A mushroom-shaped sea animal discovered off the Australian coast has defied classification in the tree of life.
A team of scientists at the University of Copenhagen says the tiny organism does not fit into any of the known subdivisions of the animal kingdom.
Such a situation has occurred only a handful of times in the last 100 years.
The organisms, which were originally collected in 1986, are described in the academic journal Plos One.
The authors of the article note several similarities with the bizarre and enigmatic soft-bodied life forms that lived between 635 and 540 million years ago - the span of Earth history known as the Ediacaran Period.
These organisms, too, have proven difficult to categorise and some researchers have even suggested they were failed experiments in multi-cellular life.
The authors of the paper recognise two new species of mushroom-shaped animal: Dendrogramma enigmatica and Dendrogramma discoides. Measuring only a few millimetres in size, the animals consist of a flattened disc and a stalk with a mouth on the end.
During a scientific cruise in 1986, scientists collected organisms at water depths of 400m and 1,000m on the south-east Australian continental slope, near Tasmania. But the two types of mushroom-shaped organisms were recognised only recently, after sorting of the bulk samples collected during the expedition.
"Finding something like this is extremely rare, it's maybe only happened about four times in the last 100 years," said co-author Jorgen Olesen from the University of Copenhagen.
He told BBC News: "We think it belongs in the animal kingdom somewhere; the question is where."
The system used to group every life form on Earth encompasses several levels, or taxonomic ranks.
A domain is the highest taxonomic rank and below that is a kingdom. Traditionally, biologists have recognised five or six kingdoms, including animals, plants, fungi and bacteria.
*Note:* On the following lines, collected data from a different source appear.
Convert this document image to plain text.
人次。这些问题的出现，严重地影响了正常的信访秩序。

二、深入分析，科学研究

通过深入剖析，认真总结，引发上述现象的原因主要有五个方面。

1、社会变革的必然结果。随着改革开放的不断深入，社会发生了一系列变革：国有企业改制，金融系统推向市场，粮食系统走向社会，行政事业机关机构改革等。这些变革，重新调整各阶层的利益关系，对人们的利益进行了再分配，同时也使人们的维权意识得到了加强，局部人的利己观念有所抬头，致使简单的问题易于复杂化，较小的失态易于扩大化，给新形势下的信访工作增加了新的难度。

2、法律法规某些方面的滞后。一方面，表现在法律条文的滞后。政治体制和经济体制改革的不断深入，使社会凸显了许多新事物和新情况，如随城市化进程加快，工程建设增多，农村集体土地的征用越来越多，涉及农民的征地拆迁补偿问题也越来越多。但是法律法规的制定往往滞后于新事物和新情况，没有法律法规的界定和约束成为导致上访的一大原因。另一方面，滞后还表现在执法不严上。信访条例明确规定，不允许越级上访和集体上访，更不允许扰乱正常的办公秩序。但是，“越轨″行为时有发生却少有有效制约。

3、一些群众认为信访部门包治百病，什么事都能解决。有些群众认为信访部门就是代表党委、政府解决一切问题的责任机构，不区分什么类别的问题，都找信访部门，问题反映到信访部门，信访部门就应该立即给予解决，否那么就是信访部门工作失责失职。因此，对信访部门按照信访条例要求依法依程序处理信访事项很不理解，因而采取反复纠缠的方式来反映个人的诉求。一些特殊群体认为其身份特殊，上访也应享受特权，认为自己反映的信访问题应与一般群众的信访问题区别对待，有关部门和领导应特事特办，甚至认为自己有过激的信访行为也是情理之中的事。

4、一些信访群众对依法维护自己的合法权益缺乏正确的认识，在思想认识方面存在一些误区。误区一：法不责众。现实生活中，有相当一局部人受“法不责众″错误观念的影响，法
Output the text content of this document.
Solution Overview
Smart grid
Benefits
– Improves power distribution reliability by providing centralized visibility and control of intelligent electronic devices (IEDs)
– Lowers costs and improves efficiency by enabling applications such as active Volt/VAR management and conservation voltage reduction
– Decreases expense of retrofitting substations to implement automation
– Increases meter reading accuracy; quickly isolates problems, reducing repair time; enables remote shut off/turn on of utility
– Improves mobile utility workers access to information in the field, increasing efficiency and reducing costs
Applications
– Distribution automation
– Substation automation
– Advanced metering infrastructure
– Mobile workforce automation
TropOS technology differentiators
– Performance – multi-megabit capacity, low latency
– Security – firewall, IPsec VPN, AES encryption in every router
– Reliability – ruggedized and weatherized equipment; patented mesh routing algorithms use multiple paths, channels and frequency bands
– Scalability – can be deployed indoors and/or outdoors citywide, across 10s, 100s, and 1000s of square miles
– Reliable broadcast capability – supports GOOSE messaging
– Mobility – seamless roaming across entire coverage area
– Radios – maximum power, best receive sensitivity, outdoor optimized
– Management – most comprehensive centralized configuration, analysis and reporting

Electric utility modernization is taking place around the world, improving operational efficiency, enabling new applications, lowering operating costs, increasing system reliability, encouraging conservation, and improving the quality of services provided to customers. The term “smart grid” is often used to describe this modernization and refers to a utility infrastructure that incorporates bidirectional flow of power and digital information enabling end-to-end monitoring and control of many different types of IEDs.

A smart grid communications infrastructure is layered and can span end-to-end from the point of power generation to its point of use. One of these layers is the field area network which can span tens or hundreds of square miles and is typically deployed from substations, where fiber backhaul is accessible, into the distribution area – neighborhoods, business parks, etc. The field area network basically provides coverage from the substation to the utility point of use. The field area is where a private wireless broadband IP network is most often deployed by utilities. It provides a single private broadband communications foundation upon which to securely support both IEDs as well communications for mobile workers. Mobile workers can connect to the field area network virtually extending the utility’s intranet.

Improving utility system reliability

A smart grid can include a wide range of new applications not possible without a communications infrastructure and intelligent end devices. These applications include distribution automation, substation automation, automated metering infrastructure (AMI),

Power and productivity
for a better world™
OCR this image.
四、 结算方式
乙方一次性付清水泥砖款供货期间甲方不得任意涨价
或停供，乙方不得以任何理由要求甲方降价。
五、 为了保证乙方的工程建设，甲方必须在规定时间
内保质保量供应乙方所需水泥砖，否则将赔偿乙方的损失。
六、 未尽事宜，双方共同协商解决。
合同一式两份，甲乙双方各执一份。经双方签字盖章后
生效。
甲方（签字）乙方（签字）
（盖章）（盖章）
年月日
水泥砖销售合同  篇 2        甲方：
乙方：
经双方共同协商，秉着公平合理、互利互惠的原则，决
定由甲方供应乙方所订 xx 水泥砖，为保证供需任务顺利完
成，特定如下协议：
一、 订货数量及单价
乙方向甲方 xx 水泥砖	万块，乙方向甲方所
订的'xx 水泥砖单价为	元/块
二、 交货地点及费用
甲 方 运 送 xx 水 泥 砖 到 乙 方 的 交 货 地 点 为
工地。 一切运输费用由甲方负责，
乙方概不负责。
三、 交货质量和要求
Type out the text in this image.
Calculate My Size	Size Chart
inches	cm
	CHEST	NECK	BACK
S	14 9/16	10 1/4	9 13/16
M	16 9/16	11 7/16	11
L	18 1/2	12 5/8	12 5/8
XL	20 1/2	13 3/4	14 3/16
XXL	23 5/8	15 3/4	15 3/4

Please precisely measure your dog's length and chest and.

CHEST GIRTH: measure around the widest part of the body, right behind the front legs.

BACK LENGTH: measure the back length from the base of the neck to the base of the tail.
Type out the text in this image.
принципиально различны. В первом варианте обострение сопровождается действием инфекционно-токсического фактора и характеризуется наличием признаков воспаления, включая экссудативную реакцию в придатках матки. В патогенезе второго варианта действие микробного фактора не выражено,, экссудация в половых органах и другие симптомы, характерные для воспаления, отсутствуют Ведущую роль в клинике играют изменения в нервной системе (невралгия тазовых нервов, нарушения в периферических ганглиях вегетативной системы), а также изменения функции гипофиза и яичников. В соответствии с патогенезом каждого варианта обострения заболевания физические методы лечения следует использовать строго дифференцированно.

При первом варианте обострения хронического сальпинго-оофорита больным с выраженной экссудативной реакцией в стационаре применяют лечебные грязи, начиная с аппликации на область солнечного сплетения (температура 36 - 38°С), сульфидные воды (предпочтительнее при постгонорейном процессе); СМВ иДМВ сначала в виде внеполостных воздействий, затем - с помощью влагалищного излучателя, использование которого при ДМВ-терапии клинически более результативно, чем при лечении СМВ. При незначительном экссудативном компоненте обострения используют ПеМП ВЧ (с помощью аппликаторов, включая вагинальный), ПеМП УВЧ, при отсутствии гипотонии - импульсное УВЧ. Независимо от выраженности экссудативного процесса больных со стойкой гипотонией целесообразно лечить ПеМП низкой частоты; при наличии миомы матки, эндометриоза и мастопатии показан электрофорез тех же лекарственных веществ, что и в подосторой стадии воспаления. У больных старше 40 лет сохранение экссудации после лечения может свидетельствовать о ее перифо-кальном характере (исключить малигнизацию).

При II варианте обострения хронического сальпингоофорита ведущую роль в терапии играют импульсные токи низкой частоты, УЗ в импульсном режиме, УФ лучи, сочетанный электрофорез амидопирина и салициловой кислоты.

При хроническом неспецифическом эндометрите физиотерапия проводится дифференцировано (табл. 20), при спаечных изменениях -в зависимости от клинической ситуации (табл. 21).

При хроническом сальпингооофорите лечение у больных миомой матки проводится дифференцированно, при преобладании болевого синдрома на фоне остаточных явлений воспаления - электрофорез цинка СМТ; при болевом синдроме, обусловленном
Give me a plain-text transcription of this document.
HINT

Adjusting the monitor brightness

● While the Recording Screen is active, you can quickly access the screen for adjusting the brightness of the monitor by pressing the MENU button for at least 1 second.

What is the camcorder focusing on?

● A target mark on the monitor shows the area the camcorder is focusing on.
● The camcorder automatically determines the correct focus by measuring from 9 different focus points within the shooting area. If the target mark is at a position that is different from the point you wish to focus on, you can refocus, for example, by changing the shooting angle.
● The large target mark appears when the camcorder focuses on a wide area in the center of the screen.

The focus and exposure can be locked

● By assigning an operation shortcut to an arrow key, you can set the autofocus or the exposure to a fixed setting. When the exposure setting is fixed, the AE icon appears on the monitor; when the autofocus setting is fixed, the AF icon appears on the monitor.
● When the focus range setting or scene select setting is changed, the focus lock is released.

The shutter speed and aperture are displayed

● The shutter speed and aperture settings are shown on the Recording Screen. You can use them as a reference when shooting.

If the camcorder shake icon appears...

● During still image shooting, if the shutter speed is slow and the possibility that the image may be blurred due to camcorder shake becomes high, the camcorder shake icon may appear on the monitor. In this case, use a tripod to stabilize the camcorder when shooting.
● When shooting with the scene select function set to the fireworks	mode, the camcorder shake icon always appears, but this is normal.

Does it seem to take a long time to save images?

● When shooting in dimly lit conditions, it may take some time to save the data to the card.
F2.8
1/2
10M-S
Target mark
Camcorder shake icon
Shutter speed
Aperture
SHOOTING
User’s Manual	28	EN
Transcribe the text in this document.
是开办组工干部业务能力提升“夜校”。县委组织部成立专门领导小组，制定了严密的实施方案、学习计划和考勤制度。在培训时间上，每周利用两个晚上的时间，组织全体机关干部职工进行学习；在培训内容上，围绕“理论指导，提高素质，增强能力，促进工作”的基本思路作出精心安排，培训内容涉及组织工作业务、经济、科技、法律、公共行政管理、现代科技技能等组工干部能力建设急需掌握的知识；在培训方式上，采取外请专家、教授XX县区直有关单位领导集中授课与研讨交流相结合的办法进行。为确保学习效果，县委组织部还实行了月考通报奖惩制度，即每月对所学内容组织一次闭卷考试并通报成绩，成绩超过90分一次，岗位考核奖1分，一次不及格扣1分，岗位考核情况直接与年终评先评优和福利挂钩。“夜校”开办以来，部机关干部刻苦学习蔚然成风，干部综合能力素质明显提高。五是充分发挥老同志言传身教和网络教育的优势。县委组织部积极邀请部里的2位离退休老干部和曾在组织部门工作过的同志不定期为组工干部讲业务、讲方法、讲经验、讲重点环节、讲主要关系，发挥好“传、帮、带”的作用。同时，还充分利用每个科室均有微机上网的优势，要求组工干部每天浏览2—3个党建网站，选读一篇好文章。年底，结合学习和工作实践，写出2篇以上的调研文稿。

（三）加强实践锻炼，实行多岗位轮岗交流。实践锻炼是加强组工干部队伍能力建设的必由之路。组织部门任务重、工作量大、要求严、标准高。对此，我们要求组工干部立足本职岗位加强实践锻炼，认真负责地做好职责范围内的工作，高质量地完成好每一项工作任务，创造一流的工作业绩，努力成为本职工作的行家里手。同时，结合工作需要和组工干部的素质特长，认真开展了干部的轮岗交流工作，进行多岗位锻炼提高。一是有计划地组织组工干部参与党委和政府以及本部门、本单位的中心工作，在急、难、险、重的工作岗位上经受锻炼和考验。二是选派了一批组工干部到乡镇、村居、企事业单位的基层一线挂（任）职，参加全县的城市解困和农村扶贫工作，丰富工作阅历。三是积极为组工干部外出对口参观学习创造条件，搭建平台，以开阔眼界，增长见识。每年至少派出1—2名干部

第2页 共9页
Kingdoms are divided into phyla, which are grouped according to similarities in general body plan.
"What we can say about these organisms is that they do not belong with the bilateria," said Dr Olesen.
Bilateria represents one of the most important animal groupings, whose members share bilateral symmetry (their bodies are divided vertically into left and right halves that mirror one another). Humans belong within this grouping.
The new organisms are multicellular but mostly non-symmetrical, with a dense layer of gelatinous material between the outer skin cell and inner stomach cell layers.
The researchers did find some similarities to other animal groupings, such as the Cnidaria - the phylum that comprises corals and jellyfish - and the Ctenophora, which includes the marine organisms known as comb jellies. But the new organisms did not fulfil all the criteria required for inclusion in either of those categories.
Dr Olesen said the new animals could either be a very early branch on the tree of life, or be intermediate between two different animal phyla.
He conceded that they might eventually find their way into an existing group, because there was still so little known about Dendrogramma's biology.
One way to resolve the question surrounding Dendrogramma's affinities would be to examine its DNA, but new specimens will need to be found. The original samples were first preserved in formaldehyde and later transferred to 80% alcohol, a mode of treatment that prevents analysis of genetic material.
Accordingly, the team's paper in Plos One calls for researchers around the world to keep an eye out for other examples.
"We published this paper in part as a cry for help," said Dr Olesen.
"There might be somebody out there who can help place it."